CFP: Creating Infrastructure for Canonical Typology

Anna Kibort A.Kibort at surrey.ac.uk
Mon Apr 7 17:21:49 UTC 2008


FIRST CALL FOR PAPERS

Creating Infrastructure for Canonical Typology
9-10 January 2009
Conference hosted by the Surrey Morphology Group

Call deadline: 29 August 2008

Papers are invited for a two-day conference addressing issues relevant for
the creation of an online infrastructure for Canonical Typology (Corbett
2005, 2006).  Linguists' intuitions about what are particular instances of
a phenomenon, such as a case or agreement, can differ because of
differences in the choice of criteria which they take to be definitional.
The canonical approach allows us to address these differences by taking
defining properties and placing them in a multidimensional space.

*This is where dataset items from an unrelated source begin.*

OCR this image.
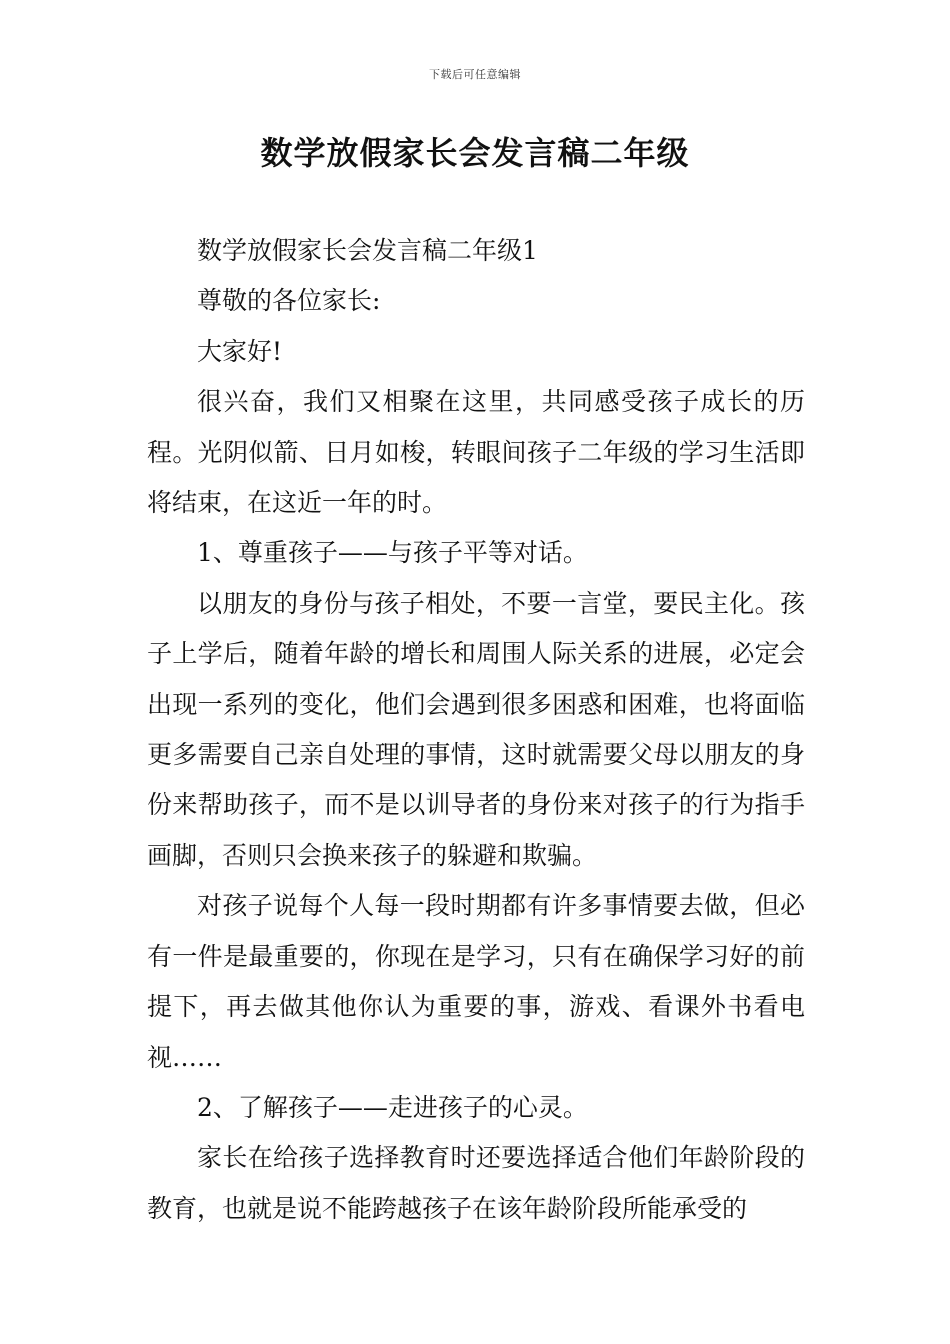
下载后可任意编辑
数学放假家长会发言稿二年级

数学放假家长会发言稿二年级1

尊敬的各位家长:

大家好!

很兴奋，我们又相聚在这里，共同感受孩子成长的历程。光阴似箭、日月如梭，转眼间孩子二年级的学习生活即将结束，在这近一年的时。

1、尊重孩子——与孩子平等对话。

以朋友的身份与孩子相处，不要一言堂，要民主化。孩子上学后，随着年龄的增长和周围人际关系的进展，必定会出现一系列的变化，他们会遇到很多困惑和困难，也将面临更多需要自己亲自处理的事情，这时就需要父母以朋友的身份来帮助孩子，而不是以训导者的身份来对孩子的行为指手画脚，否则只会换来孩子的躲避和欺骗。

对孩子说每个人每一段时期都有许多事情要去做，但必有一件是最重要的，你现在是学习，只有在确保学习好的前提下，再去做其他你认为重要的事，游戏、看课外书看电视……

2、了解孩子——走进孩子的心灵。

家长在给孩子选择教育时还要选择适合他们年龄阶段的教育，也就是说不能跨越孩子在该年龄阶段所能承受的
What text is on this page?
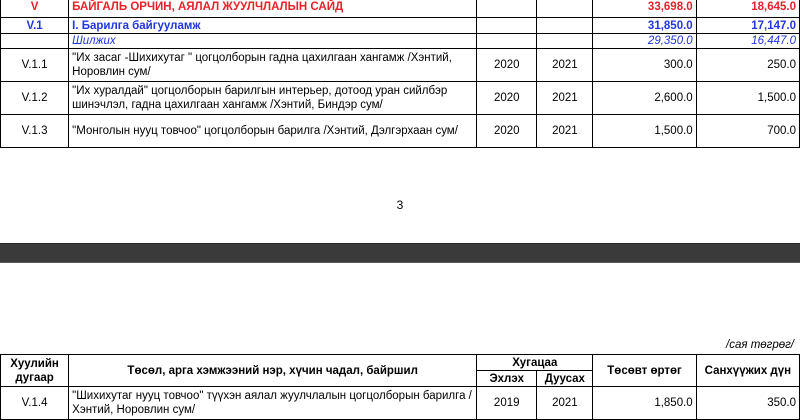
V	БАЙГАЛЬ ОРЧИН, АЯЛАЛ ЖУУЛЧЛАЛЫН САЙД			33,698.0	18,645.0
V.1	I. Барилга байгууламж			31,850.0	17,147.0
	Шилжих			29,350.0	16,447.0
V.1.1	"Их засаг -Шихихутаг " цогцолборын гадна цахилгаан хангамж /Хэнтий, Норовлин сум/	2020	2021	300.0	250.0
V.1.2	"Их хуралдай" цогцолборын барилгын интерьер, дотоод уран сийлбэр шинэчлэл, гадна цахилгаан хангамж /Хэнтий, Биндэр сум/	2020	2021	2,600.0	1,500.0
V.1.3	"Монголын нууц товчоо" цогцолборын барилга /Хэнтий, Дэлгэрхаан сум/	2020	2021	1,500.0	700.0
3
/сая төгрөг/
Хуулийн дугаар	Төсөл, арга хэмжээний нэр, хүчин чадал, байршил	Хугацаа		Төсөвт өртөг	Санхүүжих дүн
		Эхлэх	Дуусах		
V.1.4	"Шихихутаг нууц товчоо" түүхэн аялал жуулчлалын цогцолборын барилга /Хэнтий, Норовлин сум/	2019	2021	1,850.0	350.0
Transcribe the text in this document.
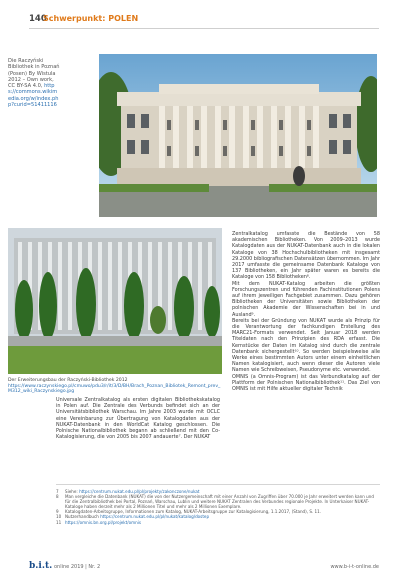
140
Schwerpunkt: POLEN
Die Raczyński Bibliothek in Poznań (Posen) By Wistula 2012 – Own work, CC BY-SA 4.0, https://commons.wikimedia.org/w/index.php?curid=51411116
Der Erweiterungsbau der Raczyński-Bibliothek 2012
https://www.raczynskiego.pl/cmuwo/pdu3/r/it/3/D/BH/Brach_Poznan_Bibliotek_Remont_prev_M312_wiki_Raczynskiego.jpg

Zentralkatalog umfasste die Bestände von 58 akademischen Bibliotheken. Von 2009–2013 wurde Katalogdaten aus der NUKAT-Datenbank auch in die lokalen Kataloge von 38 Hochschulbibliotheken mit insgesamt 29.2000 bibliografischen Datensätzen übernommen. Im Jahr 2017 umfasste die gemeinsame Datenbank Kataloge von 137 Bibliotheken, ein Jahr später waren es bereits die Kataloge von 158 Bibliotheken⁸.

Mit dem NUKAT-Katalog arbeiten die größten Forschungszentren und führenden Fachinstitutionen Polens auf ihrem jeweiligen Fachgebiet zusammen. Dazu gehören Bibliotheken der Universitäten sowie Bibliotheken der polnischen Akademie der Wissenschaften bei in und Ausland⁹.

Bereits bei der Gründung von NUKAT wurde als Prinzip für die Verantwortung der fachkundigen Erstellung des MARC21-Formats verwendet. Seit Januar 2018 werden Titeldaten nach den Prinzipien des RDA erfasst. Die Kernstücke der Daten im Katalog sind durch die zentrale Datenbank sichergestellt¹⁰. So werden beispielsweise alle Werke eines bestimmten Autors unter einem einheitlichen Namen katalogisiert, auch wenn dieser die Autoren viele Namen wie Schreibweisen, Pseudonyme etc. verwendet.

OMNIS (a Omnis-Program) ist das Verbundkatalog auf der Plattform der Polnischen Nationalbibliothek¹¹. Das Ziel von OMNIS ist mit Hilfe aktueller digitaler Technik

Universale Zentralkatalog als ersten digitalen Bibliothekskatalog in Polen auf. Die Zentrale des Verbunds befindet sich an der Universitätsbibliothek Warschau. Im Jahre 2003 wurde mit OCLC eine Vereinbarung zur Übertragung von Katalogdaten aus der NUKAT-Datenbank in den WorldCat Katalog geschlossen. Die Polnische Nationalbibliothek begann ab schließend mit den Co-Katalogisierung, die von 2005 bis 2007 andauerte⁷. Der NUKAT

7	Siehe: https://centrum.nukat.edu.pl/pl/projekty/zakonczone/nukat
8	Man vergleiche die Datenbank (NUKAT) die von der Nutzergemeinschaft mit einer Anzahl von Zugriffen über 70.000 je Jahr erweitert werden kann und für die Zentralbibliothek bei Portal, Poznań, Warschau, Lublin und weitere NUKAT Zentralen des Verbundes regionale Projekte. In Unterkaiser NUKAT-Kataloge haben derzeit mehr als 2 Millionen Titel und mehr als 2 Millionen Exemplare.
9	Katalogdaten-Arbeitsgruppe, Informationen zum Katalog, NUKAT-Arbeitsgruppe zur Katalogisierung, 1.1.2017, (Stand), S. 11.
10 Nutzerhandbuch https://centrum.nukat.edu.pl/pl/nukat/katalog/dostep
11 https://omnis.bn.org.pl/projekt/omnis
b.i.t. online 2019 | Nr. 2	www.b-i-t-online.de
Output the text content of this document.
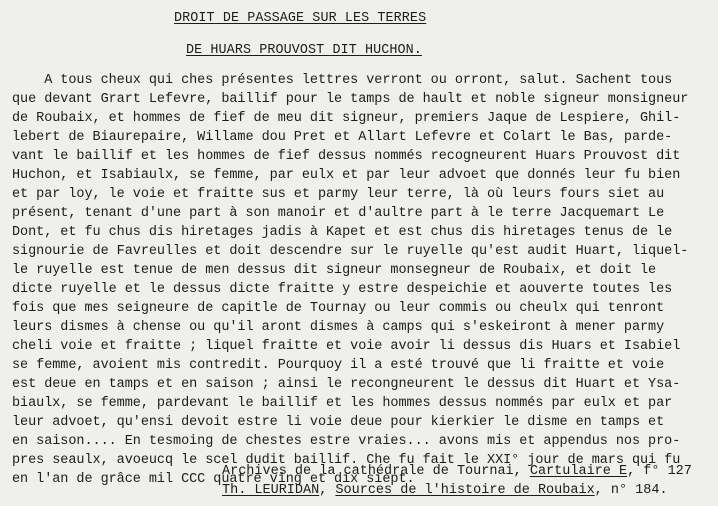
DROIT DE PASSAGE SUR LES TERRES
DE HUARS PROUVOST DIT HUCHON.
A tous cheux qui ches présentes lettres verront ou orront, salut. Sachent tous
que devant Grart Lefevre, baillif pour le tamps de hault et noble signeur monsigneur
de Roubaix, et hommes de fief de meu dit signeur, premiers Jaque de Lespiere, Ghil-
lebert de Biaurepaire, Willame dou Pret et Allart Lefevre et Colart le Bas, parde-
vant le baillif et les hommes de fief dessus nommés recogneurent Huars Prouvost dit
Huchon, et Isabiaulx, se femme, par eulx et par leur advoet que donnés leur fu bien
et par loy, le voie et fraitte sus et parmy leur terre, là où leurs fours siet au
présent, tenant d'une part à son manoir et d'aultre part à le terre Jacquemart Le
Dont, et fu chus dis hiretages jadis à Kapet et est chus dis hiretages tenus de le
signourie de Favreulles et doit descendre sur le ruyelle qu'est audit Huart, liquel-
le ruyelle est tenue de men dessus dit signeur monsegneur de Roubaix, et doit le
dicte ruyelle et le dessus dicte fraitte y estre despeichie et aouverte toutes les
fois que mes seigneure de capitle de Tournay ou leur commis ou cheulx qui tenront
leurs dismes à chense ou qu'il aront dismes à camps qui s'eskeiront à mener parmy
cheli voie et fraitte ; liquel fraitte et voie avoir li dessus dis Huars et Isabiel
se femme, avoient mis contredit. Pourquoy il a esté trouvé que li fraitte et voie
est deue en tamps et en saison ; ainsi le recongneurent le dessus dit Huart et Ysa-
biaulx, se femme, pardevant le baillif et les hommes dessus nommés par eulx et par
leur advoet, qu'ensi devoit estre li voie deue pour kierkier le disme en tamps et
en saison.... En tesmoing de chestes estre vraies... avons mis et appendus nos pro-
pres seaulx, avoeucq le scel dudit baillif. Che fu fait le XXI° jour de mars qui fu
en l'an de grâce mil CCC quatre ving et dix siept.
Archives de la cathédrale de Tournai, Cartulaire E, f° 127
Th. LEURIDAN, Sources de l'histoire de Roubaix, n° 184.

In this
way, we can treat, for example, issues of whether particular constructions
fit under the rubric 'agreement' or 'case' as a matter of greater or
lesser proximity to a canonical ideal. An ontology for this approach
therefore requires a mapping out of the criteria that linguistic
typologists use for defining linguistic constructs.

The Surrey Morphology Group proposes to bring together linguists from
different perspectives to outline the issues relevant for the creation of
an ontology for Canonical Typology in the form of a Community of Practice
Extension (COPE) within the GOLD ontology for linguistics (Farrar and
Langendoen 2003; see also: www.linguistics-ontology.org/gold.html).
Contributions may address the following issues: the canonical criteria for
defining different morphosyntactic features (case, gender, number, etc.);
defining canonical criteria for syntax-morphology interaction (agreement,
government, head, modifier, etc.); practical issues for the fieldworker;
issues of computational implementation and reasoning. We invite papers on
these and related topics from computational linguists, fieldworkers,
typologists, as well as researchers working on ontologies.

Confirmed speakers:

- Nicholas Evans (Australian National University)
- Scott Farrar (University of Washington)
- Frank Seifart (Ruhr-Universität Bochum)

Anonymous abstracts (500 word maximum) should be sent as an attachment by
e-mail to a.kibort at surrey.ac.uk by 29 August 2008, with contact
information contained in the body of the message. Notification of
acceptance will be sent by 31 October 2008. Any questions may also be sent
to the above address.

The conference will be held at the University of Surrey, in Guildford, UK.
Guildford is a market town in the Green Belt surrounding London and is
located about 35 minutes by train from central London and within easy
reach of London's Heathrow and Gatwick airports.

References

Corbett, Greville G. 2005. The canonical approach in typology. In: Zygmunt
Frajzyngier, Adam Hodges and David S. Rood (eds) Linguistic Diversity and
Language Theories. Amsterdam: John Benjamins, 25-49.

Corbett, Greville G. 2006. Agreement. Cambridge: Cambridge University
Press.

Farrar, Scott and D. Terence Langendoen. 2003. A linguistic ontology for
the Semantic Web. GLOT International 7(3), 97-100.